# Stable Anisotropic Regularization
Given the success of Large Language Models (LLMs), there has been considerable interest in studying the properties of model activations. The literature overwhelmingly agrees that LLM representations are dominated by a few "outlier dimensions" with exceedingly high variance and magnitude. Several studies in Natural Language Processing have sought to mitigate the impact of such outlier dimensions and force LLMs to be isotropic (i.e., have uniform variance across all dimensions in embedding space). Isotropy is thought to be a desirable property for LLMs that improves model performance and more closely aligns textual representations with human intuition. However, many of the claims regarding isotropy in NLP have been based on the average cosine similarity of embeddings which has recently been shown to be a flawed measure of isotropy. In this paper, we propose I-STAR: IsoScore*-based STable Anisotropic Regularization, a novel regularization method that can be used to increase or decrease levels of isotropy in embedding space during training. I-STAR uses IsoScore*, the first accurate measure of isotropy that is both differentiable and stable on mini-batch computations. In contrast to several previous works, we find that decreasing isotropy in contextualized embeddings improves performance on the majority of tasks and models considered in this paper. 

## Roadmap to this Repo
This repository consists of the following primary files:

- **run_model.py**: Contains code to train all models on all tasks considered in our paper, including training with CosReg and I-STAR. Use run_model.sh to specify the training arguments and hyperparameters. The regularizer parameter accepts one of three arguments: "None" (no regularization), "cos_sim" (CosReg), and "istar" (I-STAR). Running run_model.py will automatically save the best checkpoints and call run_analysis after the final training epoch. Please note that the code contains infrastructure to be connected to wandb and is set up for distributed training with PyTorch DDP.
- **regularizers.py**: Contains the full code for IsoScore* and CosReg to be used while training models. Additionally, you can use the isocore_star() function to calculate the IsoScore* values of a given point cloud.
- **training_utils.py**: Contains all DataLoaders and preprocessing functions.
- **analysis.py**: Contains functions used to calculate several statistics about model representations, such as the IsoScore* values, TwoNN intrinsic dimensionality estimates, mean, standard deviation, and average cosine similarity.
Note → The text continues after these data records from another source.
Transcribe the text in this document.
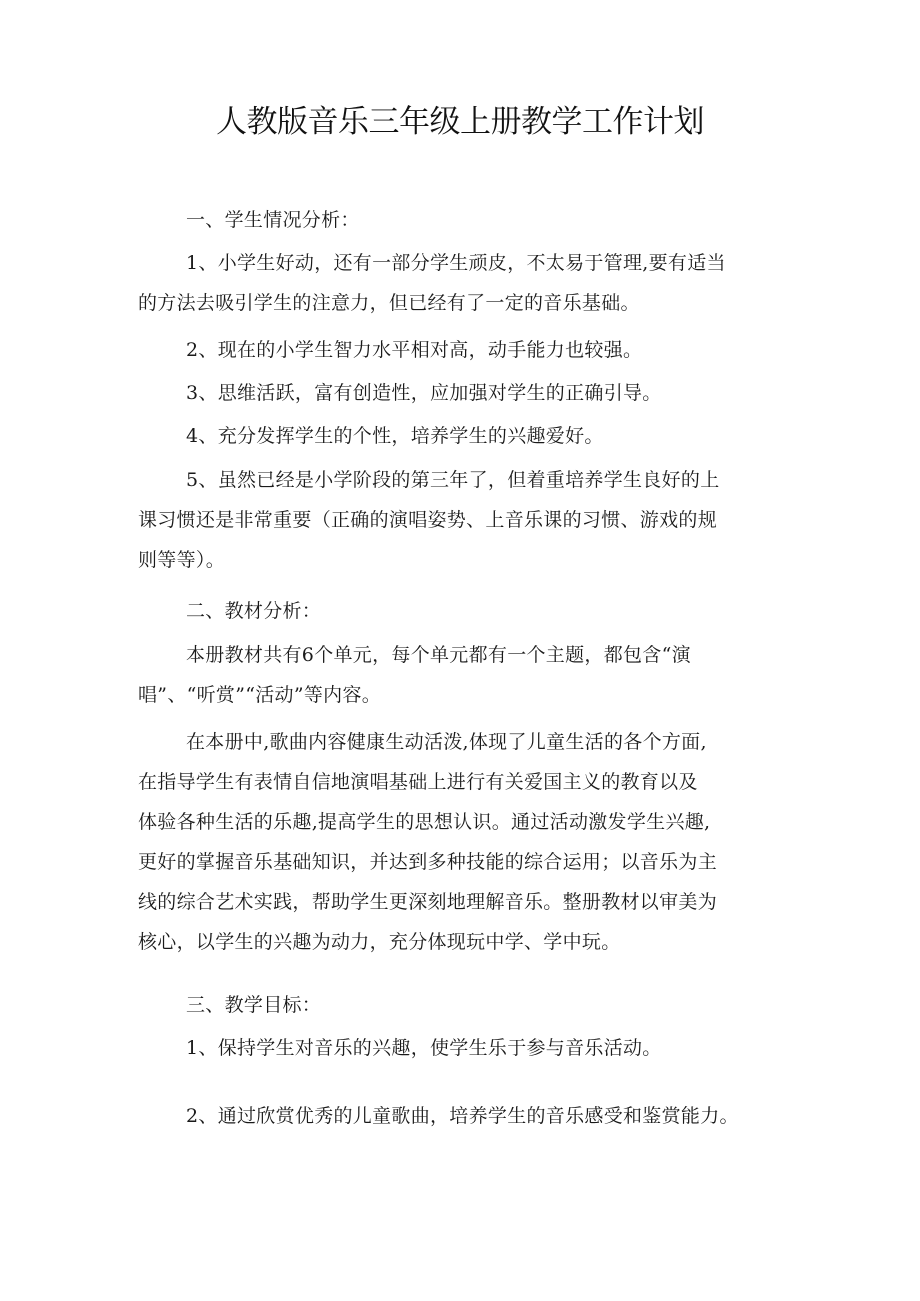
人教版音乐三年级上册教学工作计划

一、学生情况分析：

1、小学生好动，还有一部分学生顽皮，不太易于管理,要有适当
的方法去吸引学生的注意力，但已经有了一定的音乐基础。

2、现在的小学生智力水平相对高，动手能力也较强。

3、思维活跃，富有创造性，应加强对学生的正确引导。

4、充分发挥学生的个性，培养学生的兴趣爱好。

5、虽然已经是小学阶段的第三年了，但着重培养学生良好的上
课习惯还是非常重要（正确的演唱姿势、上音乐课的习惯、游戏的规
则等等）。

二、教材分析：

本册教材共有6个单元，每个单元都有一个主题，都包含“演
唱”、“听赏”“活动”等内容。

在本册中,歌曲内容健康生动活泼,体现了儿童生活的各个方面,
在指导学生有表情自信地演唱基础上进行有关爱国主义的教育以及
体验各种生活的乐趣,提高学生的思想认识。通过活动激发学生兴趣,
更好的掌握音乐基础知识，并达到多种技能的综合运用；以音乐为主
线的综合艺术实践，帮助学生更深刻地理解音乐。整册教材以审美为
核心，以学生的兴趣为动力，充分体现玩中学、学中玩。

三、教学目标：

1、保持学生对音乐的兴趣，使学生乐于参与音乐活动。

2、通过欣赏优秀的儿童歌曲，培养学生的音乐感受和鉴赏能力。
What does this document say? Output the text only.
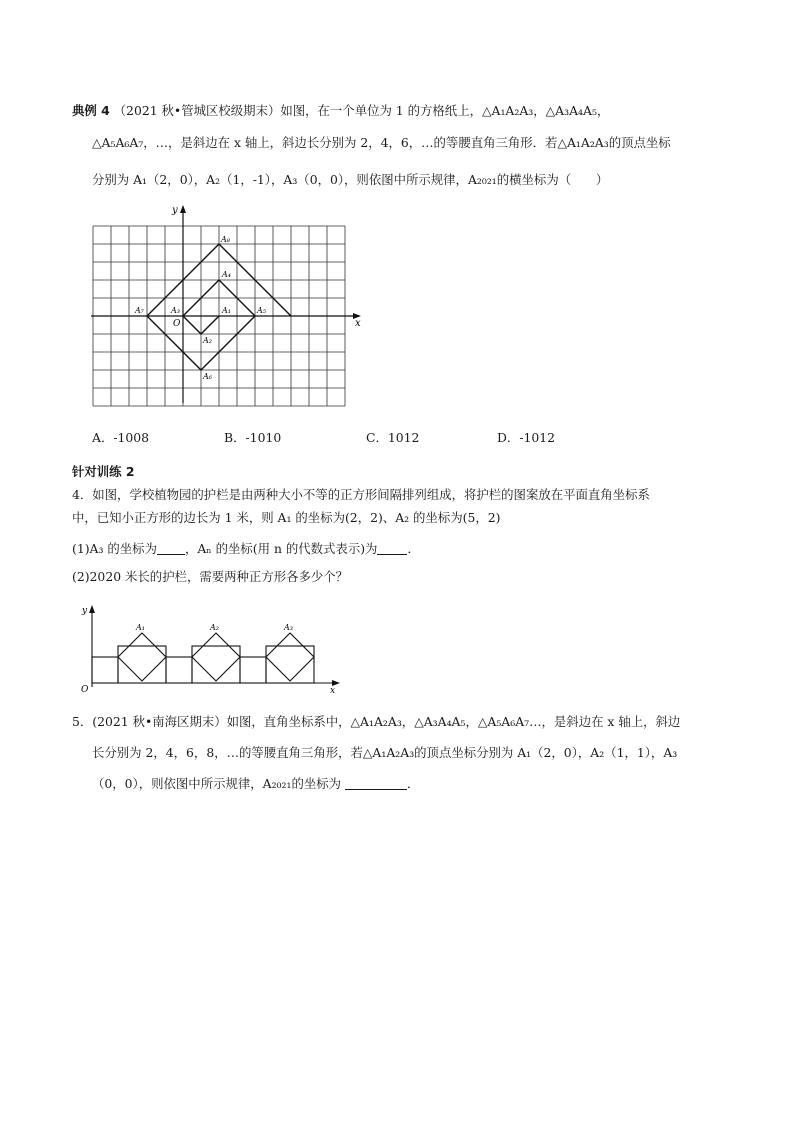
典例 4 （2021 秋•管城区校级期末）如图，在一个单位为 1 的方格纸上，△A₁A₂A₃，△A₃A₄A₅，
△A₅A₆A₇，…，是斜边在 x 轴上，斜边长分别为 2，4，6，…的等腰直角三角形．若△A₁A₂A₃的顶点坐标
分别为 A₁（2，0），A₂（1，-1），A₃（0，0），则依图中所示规律，A₂₀₂₁的横坐标为（　　）
x
y
O
A₁
A₂
A₃
A₄
A₅
A₆
A₇
A₈
A．-1008	B．-1010	C．1012	D．-1012
针对训练 2
4．如图，学校植物园的护栏是由两种大小不等的正方形间隔排列组成，将护栏的图案放在平面直角坐标系
中，已知小正方形的边长为 1 米，则 A₁ 的坐标为(2，2)、A₂ 的坐标为(5，2)
(1)A₃ 的坐标为 ，Aₙ 的坐标(用 n 的代数式表示)为 ．
(2)2020 米长的护栏，需要两种正方形各多少个？
x
y
O
A₁	A₂	A₃
5．(2021 秋•南海区期末）如图，直角坐标系中，△A₁A₂A₃，△A₃A₄A₅，△A₅A₆A₇…，是斜边在 x 轴上，斜边
长分别为 2，4，6，8，…的等腰直角三角形，若△A₁A₂A₃的顶点坐标分别为 A₁（2，0），A₂（1，1），A₃
（0，0），则依图中所示规律，A₂₀₂₁的坐标为	．
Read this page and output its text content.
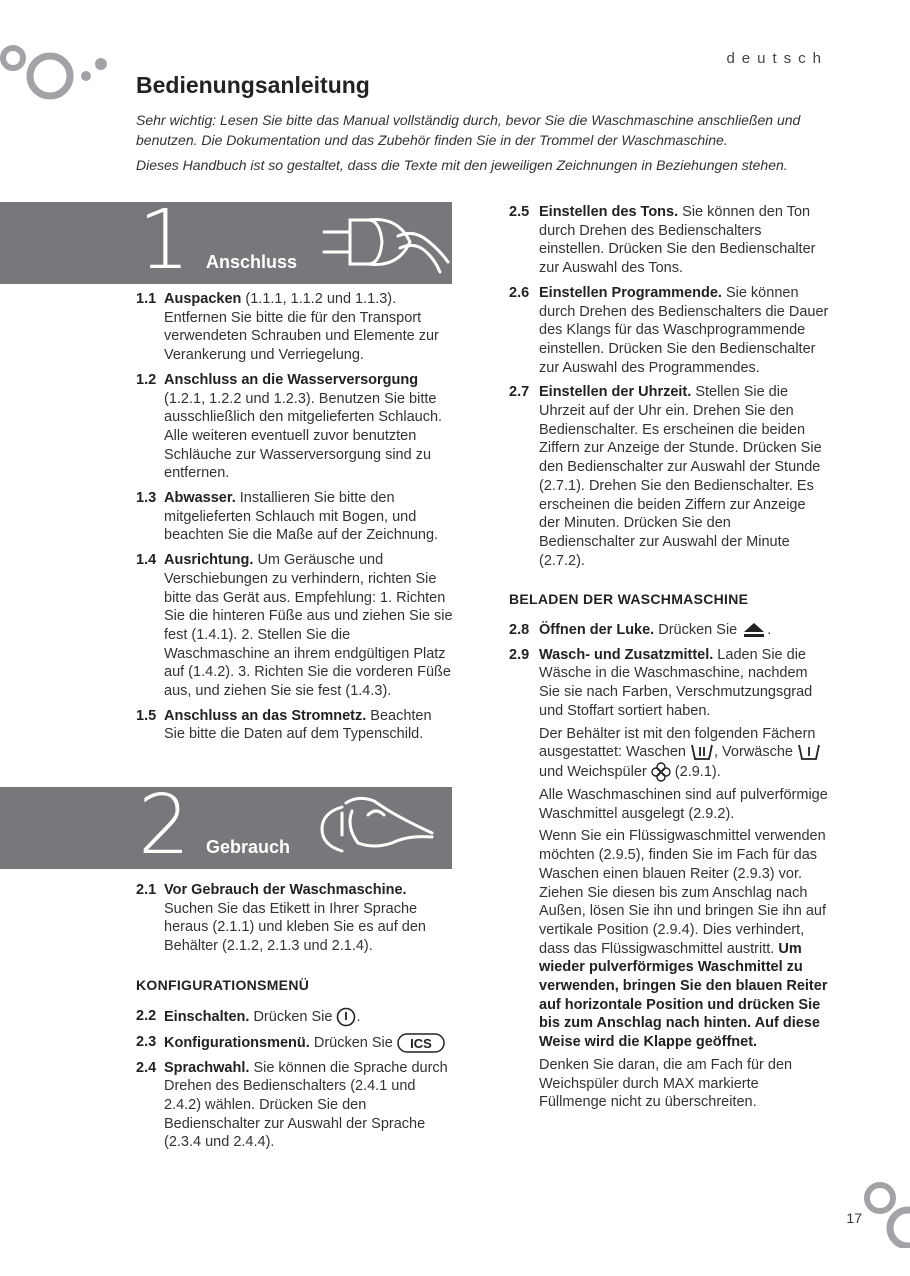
deutsch
Bedienungsanleitung

Sehr wichtig: Lesen Sie bitte das Manual vollständig durch, bevor Sie die Waschmaschine anschließen und benutzen. Die Dokumentation und das Zubehör finden Sie in der Trommel der Waschmaschine.

Dieses Handbuch ist so gestaltet, dass die Texte mit den jeweiligen Zeichnungen in Beziehungen stehen.

1 Anschluss
1.1 Auspacken (1.1.1, 1.1.2 und 1.1.3). Entfernen Sie bitte die für den Transport verwendeten Schrauben und Elemente zur Verankerung und Verriegelung.
1.2 Anschluss an die Wasserversorgung (1.2.1, 1.2.2 und 1.2.3). Benutzen Sie bitte ausschließlich den mitgelieferten Schlauch. Alle weiteren eventuell zuvor benutzten Schläuche zur Wasserversorgung sind zu entfernen.
1.3 Abwasser. Installieren Sie bitte den mitgelieferten Schlauch mit Bogen, und beachten Sie die Maße auf der Zeichnung.
1.4 Ausrichtung. Um Geräusche und Verschiebungen zu verhindern, richten Sie bitte das Gerät aus. Empfehlung: 1. Richten Sie die hinteren Füße aus und ziehen Sie sie fest (1.4.1). 2. Stellen Sie die Waschmaschine an ihrem endgültigen Platz auf (1.4.2). 3. Richten Sie die vorderen Füße aus, und ziehen Sie sie fest (1.4.3).
1.5 Anschluss an das Stromnetz. Beachten Sie bitte die Daten auf dem Typenschild.
2 Gebrauch
2.1 Vor Gebrauch der Waschmaschine. Suchen Sie das Etikett in Ihrer Sprache heraus (2.1.1) und kleben Sie es auf den Behälter (2.1.2, 2.1.3 und 2.1.4).
KONFIGURATIONSMENÜ
2.2 Einschalten. Drücken Sie .
2.3 Konfigurationsmenü. Drücken Sie ICS
2.4 Sprachwahl. Sie können die Sprache durch Drehen des Bedienschalters (2.4.1 und 2.4.2) wählen. Drücken Sie den Bedienschalter zur Auswahl der Sprache (2.3.4 und 2.4.4).
2.5 Einstellen des Tons. Sie können den Ton durch Drehen des Bedienschalters einstellen. Drücken Sie den Bedienschalter zur Auswahl des Tons.
2.6 Einstellen Programmende. Sie können durch Drehen des Bedienschalters die Dauer des Klangs für das Waschprogrammende einstellen. Drücken Sie den Bedienschalter zur Auswahl des Programmendes.
2.7 Einstellen der Uhrzeit. Stellen Sie die Uhrzeit auf der Uhr ein. Drehen Sie den Bedienschalter. Es erscheinen die beiden Ziffern zur Anzeige der Stunde. Drücken Sie den Bedienschalter zur Auswahl der Stunde (2.7.1). Drehen Sie den Bedienschalter. Es erscheinen die beiden Ziffern zur Anzeige der Minuten. Drücken Sie den Bedienschalter zur Auswahl der Minute (2.7.2).
BELADEN DER WASCHMASCHINE
2.8 Öffnen der Luke. Drücken Sie .
2.9 Wasch- und Zusatzmittel. Laden Sie die Wäsche in die Waschmaschine, nachdem Sie sie nach Farben, Verschmutzungsgrad und Stoffart sortiert haben.
Der Behälter ist mit den folgenden Fächern ausgestattet: Waschen , Vorwäsche  und Weichspüler  (2.9.1).
Alle Waschmaschinen sind auf pulverförmige Waschmittel ausgelegt (2.9.2).
Wenn Sie ein Flüssigwaschmittel verwenden möchten (2.9.5), finden Sie im Fach für das Waschen einen blauen Reiter (2.9.3) vor. Ziehen Sie diesen bis zum Anschlag nach Außen, lösen Sie ihn und bringen Sie ihn auf vertikale Position (2.9.4). Dies verhindert, dass das Flüssigwaschmittel austritt. Um wieder pulverförmiges Waschmittel zu verwenden, bringen Sie den blauen Reiter auf horizontale Position und drücken Sie bis zum Anschlag nach hinten. Auf diese Weise wird die Klappe geöffnet.
Denken Sie daran, die am Fach für den Weichspüler durch MAX markierte Füllmenge nicht zu überschreiten.
17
## Measuing Isotropy with IsoScore*
IsoScore* is inspired from IsoScore (https://aclanthology.org/2022.findings-acl.262/) and is equivalent to IsoScore when no covariance matrix shrinkage is applied. The complete code for IsoScore* can be found in regularizers.py. To calculate IsoScore* for a point cloud of data, you can set is_eval=True when calling isocore_star(). Please note that if you are calculating IsoScore* for a distribution where the number of points is fewer than the dimensionality of the ambient vector space, the resulting IsoScore* value will be artificially low unless you perform RDA (Regularized Discriminant Analysis) shrinkage on the covariance matrix!

## I-STAR Regularization. 
To train a given model with I-STAR regularization, you can call run_models.sh with the --regularizer "istar" option. I-STAR regularization introduces two additional hyperparameters that can be tuned:


+ **Shrinkage Parameter (Zeta)**: The shrinkage parameter determines the balance between information from the sample covariance matrix and the stable, shrinkage covariance matrix. By setting the --zeta argument to 0, the IsoScore* values will be calculated entirely from the mini-batch covariance matrix, effectively disabling shrinkage and making IsoScore* equivalent to IsoScore. On the other hand, setting --zeta to 1 will disregard the covariance of the mini-batch and calculate IsoScore* values based solely on the shrinkage matrix.
+ **Tuning Parameter (Lambda)**: The tuning parameter can be set to any real number. Positive values of the tuning parameter encourage isotropy in model representations, while negative values force the representations to be even less isotropic.

You have the flexibility to perform I-STAR regularization on any layer of the model by adjusting the --layer argument in run_model.sh. In the paper, we set --layer "all", which means we calculate a single IsoScore* penalty by considering the union of the hidden states from all layers of the model.